I think all writers bring their life experience to their books and I’m no exception. When I was a lawyer I worked with tech companies – everything from biotechnology to heavy industry – and I worked on international contracts, so I had an opportunity to really look at that world from the inside out. Thankfully none of the companies I worked for operated quite like the company that features in The Scholar! I’m also very interested in the more subtle forms of corruption we see in our world today. People with a great deal of money and power have the ability to bend the world around them, without every having to step over the line legally or engage in outright bribery. I wanted to shine a light on that too.
What has been the highlight of your writing career so far?

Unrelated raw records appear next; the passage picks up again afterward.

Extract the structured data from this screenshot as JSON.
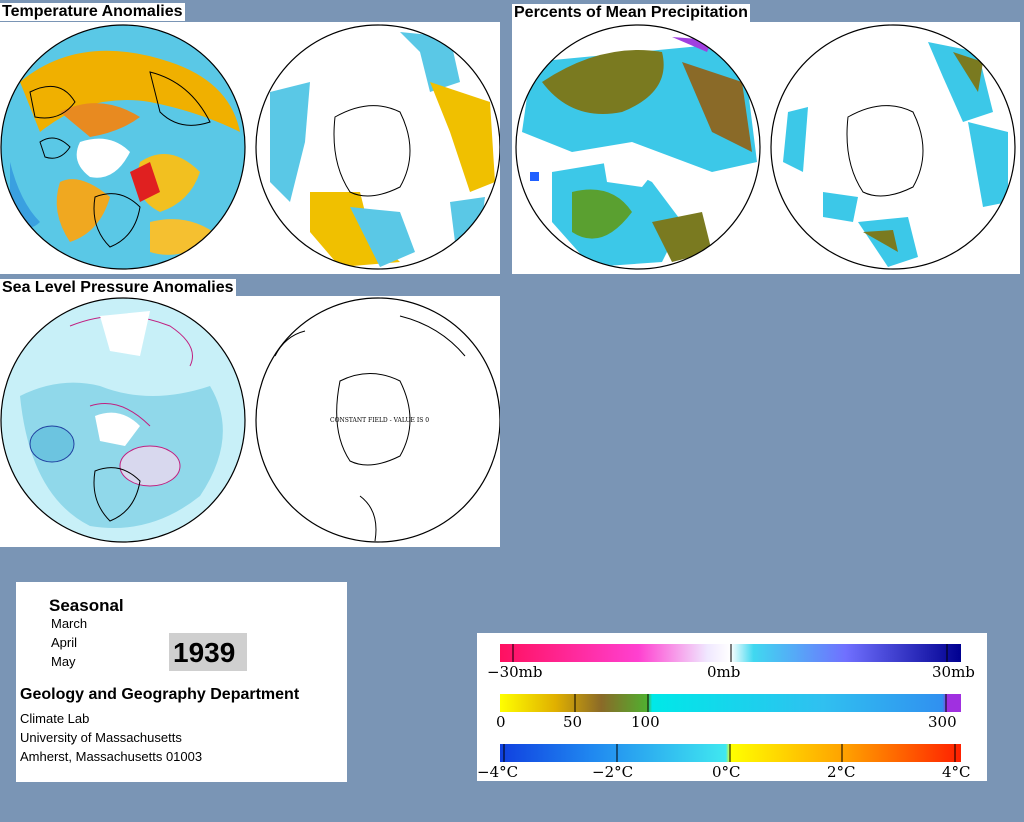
{
  "panels": {
    "temperature": {
      "title": "Temperature Anomalies"
    },
    "precipitation": {
      "title": "Percents of Mean Precipitation"
    },
    "pressure": {
      "title": "Sea Level Pressure Anomalies",
      "south_note": "CONSTANT FIELD - VALUE IS 0"
    }
  },
  "info": {
    "period": "Seasonal",
    "months": [
      "March",
      "April",
      "May"
    ],
    "year": "1939",
    "department": "Geology and Geography Department",
    "lab": "Climate Lab",
    "university": "University of Massachusetts",
    "address": "Amherst, Massachusetts 01003"
  },
  "legend": {
    "pressure": {
      "labels": [
        "−30mb",
        "0mb",
        "30mb"
      ]
    },
    "precip": {
      "labels": [
        "0",
        "50",
        "100",
        "300"
      ]
    },
    "temp": {
      "labels": [
        "−4°C",
        "−2°C",
        "0°C",
        "2°C",
        "4°C"
      ]
    }
  },
  "colors": {
    "background": "#7a95b5",
    "warm": "#f5b400",
    "cool": "#38c8e8",
    "precip_low": "#7a7a20",
    "precip_high": "#3cc8e8"
  }
}
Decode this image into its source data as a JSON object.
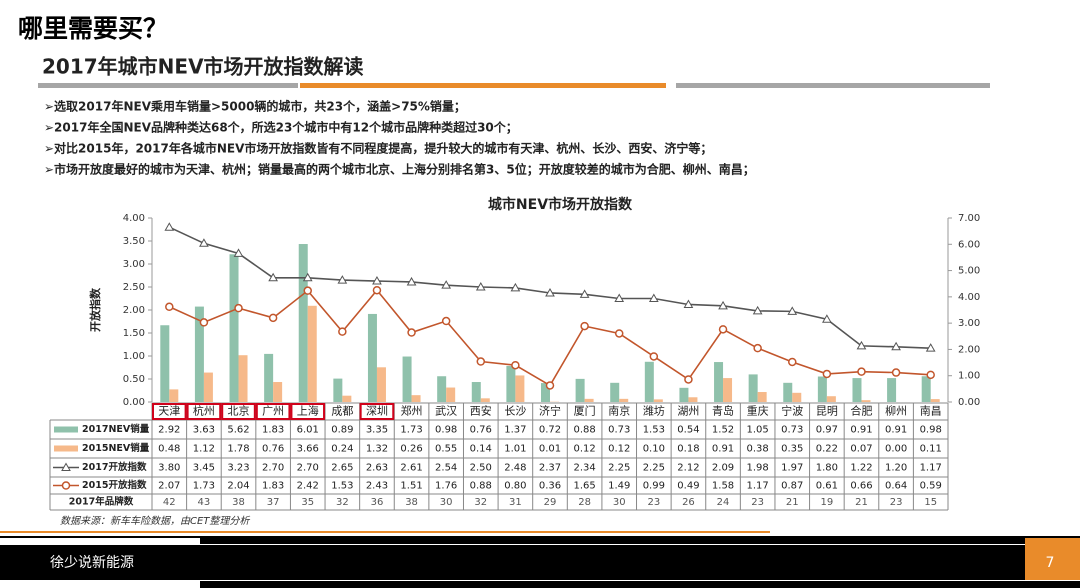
{
  "header": {
    "title": "哪里需要买？",
    "subtitle": "2017年城市NEV市场开放指数解读",
    "bullets": [
      "➢选取2017年NEV乘用车销量>5000辆的城市，共23个，涵盖>75%销量；",
      "➢2017年全国NEV品牌种类达68个，所选23个城市中有12个城市品牌种类超过30个；",
      "➢对比2015年，2017年各城市NEV市场开放指数皆有不同程度提高，提升较大的城市有天津、杭州、长沙、西安、济宁等；",
      "➢市场开放度最好的城市为天津、杭州；销量最高的两个城市北京、上海分别排名第3、5位；开放度较差的城市为合肥、柳州、南昌；"
    ]
  },
  "chart_data": {
    "type": "combo",
    "title": "城市NEV市场开放指数",
    "ylabel": "开放指数",
    "categories": [
      "天津",
      "杭州",
      "北京",
      "广州",
      "上海",
      "成都",
      "深圳",
      "郑州",
      "武汉",
      "西安",
      "长沙",
      "济宁",
      "厦门",
      "南京",
      "潍坊",
      "湖州",
      "青岛",
      "重庆",
      "宁波",
      "昆明",
      "合肥",
      "柳州",
      "南昌"
    ],
    "highlighted": [
      0,
      1,
      2,
      3,
      4,
      6
    ],
    "series": [
      {
        "name": "2017NEV销量",
        "type": "bar",
        "axis": "y2",
        "color": "#8fc1ab",
        "values": [
          2.92,
          3.63,
          5.62,
          1.83,
          6.01,
          0.89,
          3.35,
          1.73,
          0.98,
          0.76,
          1.37,
          0.72,
          0.88,
          0.73,
          1.53,
          0.54,
          1.52,
          1.05,
          0.73,
          0.97,
          0.91,
          0.91,
          0.98
        ],
        "value_labels": [
          "2.92",
          "3.63",
          "5.62",
          "1.83",
          "6.01",
          "0.89",
          "3.35",
          "1.73",
          "0.98",
          "0.76",
          "1.37",
          "0.72",
          "0.88",
          "0.73",
          "1.53",
          "0.54",
          "1.52",
          "1.05",
          "0.73",
          "0.97",
          "0.91",
          "0.91",
          "0.98"
        ]
      },
      {
        "name": "2015NEV销量",
        "type": "bar",
        "axis": "y2",
        "color": "#f6b98a",
        "values": [
          0.48,
          1.12,
          1.78,
          0.76,
          3.66,
          0.24,
          1.32,
          0.26,
          0.55,
          0.14,
          1.01,
          0.01,
          0.12,
          0.12,
          0.1,
          0.18,
          0.91,
          0.38,
          0.35,
          0.22,
          0.07,
          0.0,
          0.11
        ],
        "value_labels": [
          "0.48",
          "1.12",
          "1.78",
          "0.76",
          "3.66",
          "0.24",
          "1.32",
          "0.26",
          "0.55",
          "0.14",
          "1.01",
          "0.01",
          "0.12",
          "0.12",
          "0.10",
          "0.18",
          "0.91",
          "0.38",
          "0.35",
          "0.22",
          "0.07",
          "0.00",
          "0.11"
        ]
      },
      {
        "name": "2017开放指数",
        "type": "line",
        "marker": "triangle",
        "color": "#555555",
        "values": [
          3.8,
          3.45,
          3.23,
          2.7,
          2.7,
          2.65,
          2.63,
          2.61,
          2.54,
          2.5,
          2.48,
          2.37,
          2.34,
          2.25,
          2.25,
          2.12,
          2.09,
          1.98,
          1.97,
          1.8,
          1.22,
          1.2,
          1.17
        ],
        "value_labels": [
          "3.80",
          "3.45",
          "3.23",
          "2.70",
          "2.70",
          "2.65",
          "2.63",
          "2.61",
          "2.54",
          "2.50",
          "2.48",
          "2.37",
          "2.34",
          "2.25",
          "2.25",
          "2.12",
          "2.09",
          "1.98",
          "1.97",
          "1.80",
          "1.22",
          "1.20",
          "1.17"
        ]
      },
      {
        "name": "2015开放指数",
        "type": "line",
        "marker": "circle",
        "color": "#c2562c",
        "values": [
          2.07,
          1.73,
          2.04,
          1.83,
          2.42,
          1.53,
          2.43,
          1.51,
          1.76,
          0.88,
          0.8,
          0.36,
          1.65,
          1.49,
          0.99,
          0.49,
          1.58,
          1.17,
          0.87,
          0.61,
          0.66,
          0.64,
          0.59
        ],
        "value_labels": [
          "2.07",
          "1.73",
          "2.04",
          "1.83",
          "2.42",
          "1.53",
          "2.43",
          "1.51",
          "1.76",
          "0.88",
          "0.80",
          "0.36",
          "1.65",
          "1.49",
          "0.99",
          "0.49",
          "1.58",
          "1.17",
          "0.87",
          "0.61",
          "0.66",
          "0.64",
          "0.59"
        ]
      }
    ],
    "table_rows": [
      {
        "name": "2017年品牌数",
        "values": [
          42,
          43,
          38,
          37,
          35,
          32,
          36,
          38,
          30,
          32,
          31,
          29,
          28,
          30,
          23,
          26,
          24,
          23,
          21,
          19,
          21,
          23,
          15
        ]
      }
    ],
    "ylim": [
      0,
      4
    ],
    "yticks": [
      {
        "value": 0,
        "label": "0.00"
      },
      {
        "value": 0.5,
        "label": "0.50"
      },
      {
        "value": 1,
        "label": "1.00"
      },
      {
        "value": 1.5,
        "label": "1.50"
      },
      {
        "value": 2,
        "label": "2.00"
      },
      {
        "value": 2.5,
        "label": "2.50"
      },
      {
        "value": 3,
        "label": "3.00"
      },
      {
        "value": 3.5,
        "label": "3.50"
      },
      {
        "value": 4,
        "label": "4.00"
      }
    ],
    "y2lim": [
      0,
      7
    ],
    "y2ticks": [
      {
        "value": 0,
        "label": "0.00"
      },
      {
        "value": 1,
        "label": "1.00"
      },
      {
        "value": 2,
        "label": "2.00"
      },
      {
        "value": 3,
        "label": "3.00"
      },
      {
        "value": 4,
        "label": "4.00"
      },
      {
        "value": 5,
        "label": "5.00"
      },
      {
        "value": 6,
        "label": "6.00"
      },
      {
        "value": 7,
        "label": "7.00"
      }
    ],
    "source": "数据来源：新车车险数据，由CET整理分析"
  },
  "footer": {
    "text": "徐少说新能源",
    "page": "7"
  }
}
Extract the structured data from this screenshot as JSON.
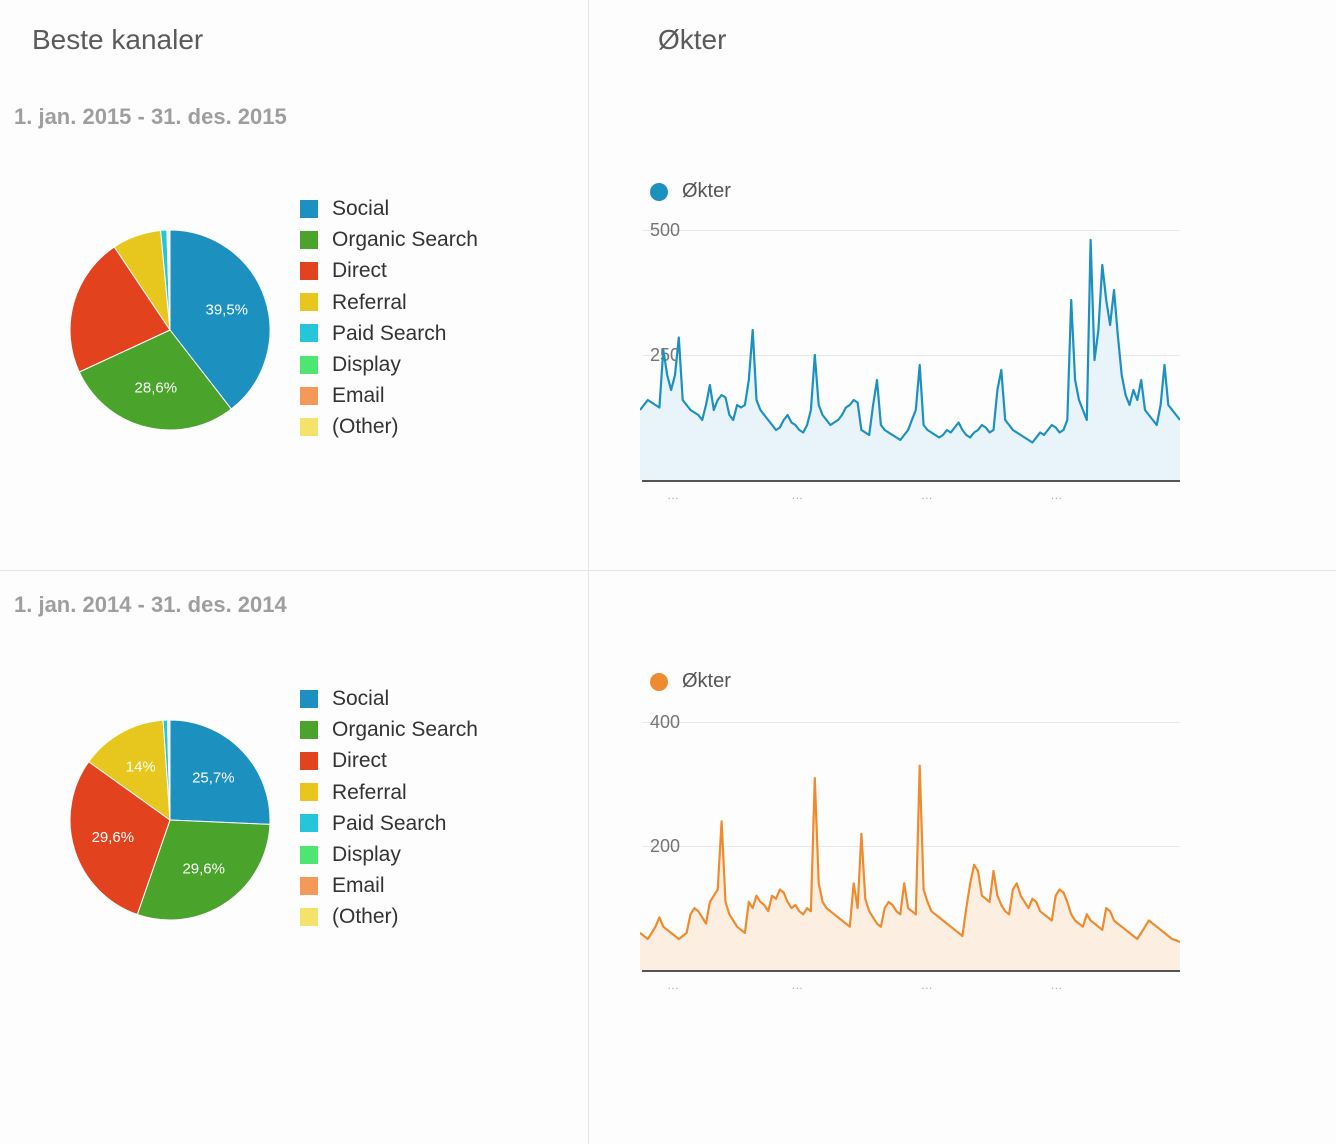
{
  "titles": {
    "channels": "Beste kanaler",
    "sessions": "Økter"
  },
  "dateLabels": {
    "y2015": "1. jan. 2015 - 31. des. 2015",
    "y2014": "1. jan. 2014 - 31. des. 2014"
  },
  "colors": {
    "background": "#ffffff",
    "divider": "#e5e5e5",
    "title": "#5a5a5a",
    "date": "#9e9e9e",
    "grid": "#e8e8e8",
    "axis": "#555555",
    "ytick": "#757575"
  },
  "channelPalette": {
    "Social": "#1c91c0",
    "Organic Search": "#4aa42c",
    "Direct": "#e2431e",
    "Referral": "#e7c71d",
    "Paid Search": "#26c6da",
    "Display": "#4de673",
    "Email": "#f39a5b",
    "(Other)": "#f4e36a"
  },
  "legendOrder": [
    "Social",
    "Organic Search",
    "Direct",
    "Referral",
    "Paid Search",
    "Display",
    "Email",
    "(Other)"
  ],
  "pie2015": {
    "type": "pie",
    "slices": [
      {
        "label": "Social",
        "value": 39.5,
        "showLabel": "39,5%"
      },
      {
        "label": "Organic Search",
        "value": 28.6,
        "showLabel": "28,6%"
      },
      {
        "label": "Direct",
        "value": 22.5
      },
      {
        "label": "Referral",
        "value": 7.9
      },
      {
        "label": "Paid Search",
        "value": 1.0
      },
      {
        "label": "Display",
        "value": 0.2
      },
      {
        "label": "Email",
        "value": 0.2
      },
      {
        "label": "(Other)",
        "value": 0.1
      }
    ],
    "labelColor": "#ffffff",
    "labelFontSize": 15
  },
  "pie2014": {
    "type": "pie",
    "slices": [
      {
        "label": "Social",
        "value": 25.7,
        "showLabel": "25,7%"
      },
      {
        "label": "Organic Search",
        "value": 29.6,
        "showLabel": "29,6%"
      },
      {
        "label": "Direct",
        "value": 29.6,
        "showLabel": "29,6%"
      },
      {
        "label": "Referral",
        "value": 14.0,
        "showLabel": "14%"
      },
      {
        "label": "Paid Search",
        "value": 0.7
      },
      {
        "label": "Display",
        "value": 0.2
      },
      {
        "label": "Email",
        "value": 0.1
      },
      {
        "label": "(Other)",
        "value": 0.1
      }
    ],
    "labelColor": "#ffffff",
    "labelFontSize": 15
  },
  "sessions2015": {
    "type": "area-line",
    "legend": "Økter",
    "lineColor": "#1c91c0",
    "fillColor": "#e8f3fa",
    "dotColor": "#1c91c0",
    "ymax": 520,
    "yticks": [
      {
        "v": 250,
        "label": "250"
      },
      {
        "v": 500,
        "label": "500"
      }
    ],
    "values": [
      140,
      150,
      160,
      155,
      150,
      145,
      260,
      210,
      180,
      210,
      285,
      160,
      150,
      140,
      135,
      130,
      120,
      150,
      190,
      140,
      160,
      170,
      165,
      130,
      120,
      150,
      145,
      150,
      200,
      300,
      160,
      140,
      130,
      120,
      110,
      100,
      105,
      120,
      130,
      115,
      110,
      100,
      95,
      110,
      140,
      250,
      150,
      130,
      120,
      110,
      115,
      120,
      130,
      145,
      150,
      160,
      155,
      100,
      95,
      90,
      150,
      200,
      110,
      100,
      95,
      90,
      85,
      80,
      90,
      100,
      120,
      140,
      230,
      110,
      100,
      95,
      90,
      85,
      90,
      100,
      95,
      105,
      115,
      100,
      90,
      85,
      95,
      100,
      110,
      105,
      95,
      100,
      180,
      220,
      120,
      110,
      100,
      95,
      90,
      85,
      80,
      75,
      85,
      95,
      90,
      100,
      110,
      105,
      95,
      100,
      120,
      360,
      200,
      160,
      140,
      120,
      480,
      240,
      300,
      430,
      360,
      310,
      380,
      290,
      210,
      170,
      150,
      180,
      160,
      200,
      140,
      130,
      120,
      110,
      150,
      230,
      150,
      140,
      130,
      120
    ]
  },
  "sessions2014": {
    "type": "area-line",
    "legend": "Økter",
    "lineColor": "#ed8b2e",
    "fillColor": "#fcefe2",
    "dotColor": "#ed8b2e",
    "ymax": 420,
    "yticks": [
      {
        "v": 200,
        "label": "200"
      },
      {
        "v": 400,
        "label": "400"
      }
    ],
    "values": [
      60,
      55,
      50,
      60,
      70,
      85,
      70,
      65,
      60,
      55,
      50,
      55,
      60,
      90,
      100,
      95,
      85,
      75,
      110,
      120,
      130,
      240,
      110,
      90,
      80,
      70,
      65,
      60,
      110,
      100,
      120,
      110,
      105,
      95,
      120,
      115,
      130,
      125,
      110,
      100,
      105,
      95,
      90,
      100,
      95,
      310,
      140,
      110,
      100,
      95,
      90,
      85,
      80,
      75,
      70,
      140,
      100,
      220,
      115,
      95,
      85,
      75,
      70,
      100,
      110,
      105,
      95,
      90,
      140,
      100,
      95,
      90,
      330,
      130,
      110,
      95,
      90,
      85,
      80,
      75,
      70,
      65,
      60,
      55,
      100,
      140,
      170,
      160,
      120,
      115,
      110,
      160,
      120,
      105,
      95,
      90,
      130,
      140,
      120,
      110,
      100,
      115,
      110,
      95,
      90,
      85,
      80,
      120,
      130,
      125,
      110,
      90,
      80,
      75,
      70,
      90,
      80,
      75,
      70,
      65,
      100,
      95,
      80,
      75,
      70,
      65,
      60,
      55,
      50,
      60,
      70,
      80,
      75,
      70,
      65,
      60,
      55,
      50,
      48,
      45
    ]
  }
}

There have been so many amazing moments, from the first offer of representation from a literary agent, to the first offer of publication (that knocked my socks off!). I think the moment that had me really shaking my head was when I did a panel with Louise Penny at Adelaide Festival. I think it was my second event ever as a writer, and we had more than five hundred people in the audience (all there to see Louise, needless to say!). But Louise was so kind and so generous and so very funny. I’ll never forget that moment. An absolute highlight. Still, the best thing about it all (and sorry to sound so worthy!) is the writing itself, and working with my editors. That’s what it’s all about at the end of the day.
Where to from here?
Well, I’ve just delivered the structural edit of my third book, The Good Turn, which will be out in 2020. That book is the third in the Cormac Reilly series, and for me it really rounds off the story in The Ruin and The Scholar. All of the books can be read as stand-alone novels, but I think they will be most rewarding if read in turn. So now I’m waiting on my copy-edit, and planning my next book!